Here’s where Manovich becomes helpful again. The interpretative surpluses generated by online profiles can be understood in light of the narrative/database tension identified by Manovich. Manovich’s understanding of databases can be summed up in three points:


1. The database is “a structured collection of data.”
2. Databases “appear as collections of items on which the user can perform various operations – view, navigate, search.”
3. And, “the user’s experience of such computerized collections is quite distinct from reading a narrative or watching a film or navigating an architectural site.”

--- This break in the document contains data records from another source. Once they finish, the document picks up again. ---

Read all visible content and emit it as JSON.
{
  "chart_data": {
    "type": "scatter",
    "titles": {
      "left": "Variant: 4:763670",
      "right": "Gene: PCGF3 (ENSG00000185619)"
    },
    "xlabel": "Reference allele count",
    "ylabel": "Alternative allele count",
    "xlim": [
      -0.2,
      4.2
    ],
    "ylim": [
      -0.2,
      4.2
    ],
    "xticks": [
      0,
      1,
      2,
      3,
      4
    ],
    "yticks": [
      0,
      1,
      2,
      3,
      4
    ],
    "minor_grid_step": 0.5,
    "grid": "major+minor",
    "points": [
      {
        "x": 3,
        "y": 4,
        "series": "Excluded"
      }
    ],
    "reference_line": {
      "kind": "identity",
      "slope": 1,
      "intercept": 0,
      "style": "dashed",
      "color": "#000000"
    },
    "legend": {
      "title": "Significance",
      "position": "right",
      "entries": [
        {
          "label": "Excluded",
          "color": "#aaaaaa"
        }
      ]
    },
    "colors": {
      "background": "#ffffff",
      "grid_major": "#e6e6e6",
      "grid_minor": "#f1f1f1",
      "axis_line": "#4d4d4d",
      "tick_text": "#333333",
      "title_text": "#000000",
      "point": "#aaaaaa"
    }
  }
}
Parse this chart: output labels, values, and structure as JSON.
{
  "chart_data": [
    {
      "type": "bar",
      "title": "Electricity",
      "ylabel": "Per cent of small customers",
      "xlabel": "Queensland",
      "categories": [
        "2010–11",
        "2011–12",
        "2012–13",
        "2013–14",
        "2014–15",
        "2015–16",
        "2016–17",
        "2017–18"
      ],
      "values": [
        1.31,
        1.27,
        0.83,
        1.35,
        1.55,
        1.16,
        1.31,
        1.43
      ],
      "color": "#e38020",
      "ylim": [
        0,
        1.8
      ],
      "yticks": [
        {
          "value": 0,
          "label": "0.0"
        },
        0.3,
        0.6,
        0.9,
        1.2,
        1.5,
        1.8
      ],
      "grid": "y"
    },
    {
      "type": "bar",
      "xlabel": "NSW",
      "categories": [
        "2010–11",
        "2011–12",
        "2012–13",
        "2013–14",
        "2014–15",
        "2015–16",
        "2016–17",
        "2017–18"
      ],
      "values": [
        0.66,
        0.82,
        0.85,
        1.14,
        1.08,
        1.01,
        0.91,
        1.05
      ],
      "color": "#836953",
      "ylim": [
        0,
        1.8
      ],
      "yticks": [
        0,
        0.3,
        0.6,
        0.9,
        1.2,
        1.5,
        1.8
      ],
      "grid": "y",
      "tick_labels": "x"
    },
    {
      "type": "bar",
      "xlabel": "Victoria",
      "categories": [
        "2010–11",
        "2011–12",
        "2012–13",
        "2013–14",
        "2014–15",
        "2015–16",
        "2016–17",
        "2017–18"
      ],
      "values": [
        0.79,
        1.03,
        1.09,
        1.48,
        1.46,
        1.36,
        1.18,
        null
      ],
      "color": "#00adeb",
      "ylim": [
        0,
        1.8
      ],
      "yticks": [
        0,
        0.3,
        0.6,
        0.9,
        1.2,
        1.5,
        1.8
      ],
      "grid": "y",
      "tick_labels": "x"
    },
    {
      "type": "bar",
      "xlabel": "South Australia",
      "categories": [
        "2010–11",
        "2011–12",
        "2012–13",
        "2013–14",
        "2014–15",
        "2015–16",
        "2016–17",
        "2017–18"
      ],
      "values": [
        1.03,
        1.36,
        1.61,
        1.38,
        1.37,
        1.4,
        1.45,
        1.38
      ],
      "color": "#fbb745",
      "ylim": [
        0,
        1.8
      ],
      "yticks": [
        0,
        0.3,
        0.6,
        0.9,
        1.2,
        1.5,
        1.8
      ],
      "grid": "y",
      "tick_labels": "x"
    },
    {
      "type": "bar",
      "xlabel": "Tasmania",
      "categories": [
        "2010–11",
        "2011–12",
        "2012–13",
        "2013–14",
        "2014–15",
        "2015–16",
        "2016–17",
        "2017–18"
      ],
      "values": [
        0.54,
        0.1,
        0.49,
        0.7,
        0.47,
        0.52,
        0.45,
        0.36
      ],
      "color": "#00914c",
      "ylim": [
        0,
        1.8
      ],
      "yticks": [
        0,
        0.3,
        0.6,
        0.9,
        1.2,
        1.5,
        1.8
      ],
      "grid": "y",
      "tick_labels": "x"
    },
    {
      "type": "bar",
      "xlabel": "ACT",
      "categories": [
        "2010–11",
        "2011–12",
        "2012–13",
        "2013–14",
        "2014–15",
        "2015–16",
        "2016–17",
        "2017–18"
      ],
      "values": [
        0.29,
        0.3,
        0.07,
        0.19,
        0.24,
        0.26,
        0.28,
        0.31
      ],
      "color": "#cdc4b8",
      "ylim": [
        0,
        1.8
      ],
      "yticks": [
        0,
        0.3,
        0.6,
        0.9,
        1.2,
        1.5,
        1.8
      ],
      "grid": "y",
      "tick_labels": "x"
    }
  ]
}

“As a cultural form,” Manovich adds, “the database represents the world as a list of items, and it refuse to order this list. In contrast, a narrative creates a cause-and-effect trajectory of seemingly unordered items (events).” Whereas a traditional narrative (text or film) materializes one path through an infinite multitude of imaginable possibilities, a database materializes the possibilities and renders any one particular path an imagined possibility.

Manovich concludes that “a database can support a narrative, but there is nothing in the logic of the medium itself that would foster its generation.” In fact, he expresses surprise that in the realm of digital media, narratives exist at all.

A Facebook profile is just such a database. It is a structured collection of multi-media data. Images, links, text, and videos are brought together and users can navigate their way through a person’s profile in any of the countless paths enabled by the interface. The Facebook profile, then, does not generate any one narrative to convey its meaning, but it presents a myriad of possible narratives a viewer could construct out of what they see, which is arguably the case even with the new ‘Timeline’ option, which still clusters things without the causal trajectory that Manovich considers essential for narrative. It is the viewers who will themsleves inevitably construct narratives to generate meaning out of what they see, just like Jeff from his window.

In response to Manovich, Katherine Hayles articulates a more symbiotic relationship between narratives and databases: “No longer singular, narratives remain the necessary others to database's ontology, the perspectives that invest the formal logic of database operations with human meanings and that gesture toward the unknown hovering beyond the brink of what can be classified and enumerated.” Manovich should not have been surprised at all that narratives persist since, as Hayles puts it, “the primary purpose of narrative is to search for meaning, making narrative an essential technology for human beings, who can arguably be defined as meaning-­seeking animals.”

Jeff constructs a narrative out of the slices of a life he witnesses through his rear window. For the most part, his narratives are more or less faithful interpretations of the scenes he views. But it could have been otherwise. He could have been wildly mistaken in his interpretations. His friends, for instance, offered entirely plausible counter-interpretations.

Facebook users construct narratives out of the slices of life they find presented to them in the profiles they view. Users may work very hard at conveying a particular meaning for those who would view their profiles, but the database structure of Facebook will render those efforts only partially successful at best. Users will generate their own narratives that will arise out of their own particular interaction with the profile interface. And these narratives will fold back into the lived experience of encounters between the individuals watching and being watched on Facebook.

One wonders in closing whether the ‘Rear Window’ of Facebook, with its elaborate hermeneutics of self-display, actually draws the curtains on users’ awareness of the manifold ways in which data-mining effectively watches us back, so that we as viewers become ever more attentively viewed, the more we view others. These uncanny, anonymous encounters enabled by social media should attract, we can hope, exposure as acute as Hitchcock’s.